The environmental humanities are currently paying sustained critical attention to mining, quarrying, drilling, deep-sea dredging and other ‘extractive’ economies. As this emerging body of scholarship has shown, activities like mining have not only played a crucial role in shaping human history and the fate of the planet. They are also entangled with views of nonhuman nature that demand urgent scrutiny, views often encapsulated in the term ‘extractivism’. This important new keyword for ecologically-oriented thinkers references both tangible acts of extraction – the removal from the earth and oceans of valuable fossil fuels, metals, minerals and similar assets – and a broader anthropocentric outlook, which sees the earth as a storehouse of natural resources that can be exploited for human ends.

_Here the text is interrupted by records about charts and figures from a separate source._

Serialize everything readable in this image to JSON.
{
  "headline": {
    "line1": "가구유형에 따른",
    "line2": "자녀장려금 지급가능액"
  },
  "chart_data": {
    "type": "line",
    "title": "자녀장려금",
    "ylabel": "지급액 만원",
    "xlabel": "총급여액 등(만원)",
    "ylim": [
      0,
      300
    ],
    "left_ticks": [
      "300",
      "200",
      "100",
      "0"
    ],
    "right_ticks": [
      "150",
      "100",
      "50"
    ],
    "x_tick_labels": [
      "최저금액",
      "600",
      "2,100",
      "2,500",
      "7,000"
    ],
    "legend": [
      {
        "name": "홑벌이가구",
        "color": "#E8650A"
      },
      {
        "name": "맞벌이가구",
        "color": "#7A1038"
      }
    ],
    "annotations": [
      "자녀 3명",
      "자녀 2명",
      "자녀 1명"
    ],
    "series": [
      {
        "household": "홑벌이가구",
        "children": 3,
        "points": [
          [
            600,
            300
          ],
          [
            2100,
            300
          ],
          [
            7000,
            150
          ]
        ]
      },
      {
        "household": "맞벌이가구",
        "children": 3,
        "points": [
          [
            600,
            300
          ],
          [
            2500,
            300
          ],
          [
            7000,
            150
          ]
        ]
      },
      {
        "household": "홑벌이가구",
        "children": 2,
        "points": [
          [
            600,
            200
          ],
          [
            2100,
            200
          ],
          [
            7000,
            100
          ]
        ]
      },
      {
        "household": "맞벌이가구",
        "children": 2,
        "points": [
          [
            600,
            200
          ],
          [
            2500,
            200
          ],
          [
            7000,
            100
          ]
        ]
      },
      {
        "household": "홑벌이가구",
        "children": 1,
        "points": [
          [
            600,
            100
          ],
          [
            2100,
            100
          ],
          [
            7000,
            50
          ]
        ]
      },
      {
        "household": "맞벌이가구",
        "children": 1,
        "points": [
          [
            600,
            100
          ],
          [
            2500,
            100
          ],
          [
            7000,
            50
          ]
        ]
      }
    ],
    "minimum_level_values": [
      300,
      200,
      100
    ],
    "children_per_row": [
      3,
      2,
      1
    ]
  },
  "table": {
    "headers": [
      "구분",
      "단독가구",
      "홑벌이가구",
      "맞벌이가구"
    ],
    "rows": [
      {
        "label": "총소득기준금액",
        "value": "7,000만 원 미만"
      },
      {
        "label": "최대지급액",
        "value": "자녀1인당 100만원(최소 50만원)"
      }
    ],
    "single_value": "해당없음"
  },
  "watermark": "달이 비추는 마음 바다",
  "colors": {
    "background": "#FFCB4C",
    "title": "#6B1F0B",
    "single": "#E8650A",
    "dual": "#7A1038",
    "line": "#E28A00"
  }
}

Extractivism in this double sense is usually thought to have begun in the industrial nineteenth century. Yet extractivist ventures arguably have a longer history, one that can be traced back to the crucial period in early modernity when European powers began to expand into the Americas, Asia, Africa and, later, the Arctic. This was the moment when progress in shipbuilding, navigation, mining techniques and other forms of knowledge made possible the expropriation of precious raw materials from foreign centres to Europe, on a large scale for the first time.
Taking this longer view, our panel of short talks will offer a series of visual histories of early modern extractive enterprises. Delivered by historians of art and visual culture, the talks will engage with the visual dynamics of extraction as a material and political pursuit – one that brings to the surface previously-unseen natural materials, even as it pushes out of sight the ecological and societal costs involved in their acquisition.
This event held with the Warburg Institute is part of Art History Festival 2025 organised by the Association for Art History.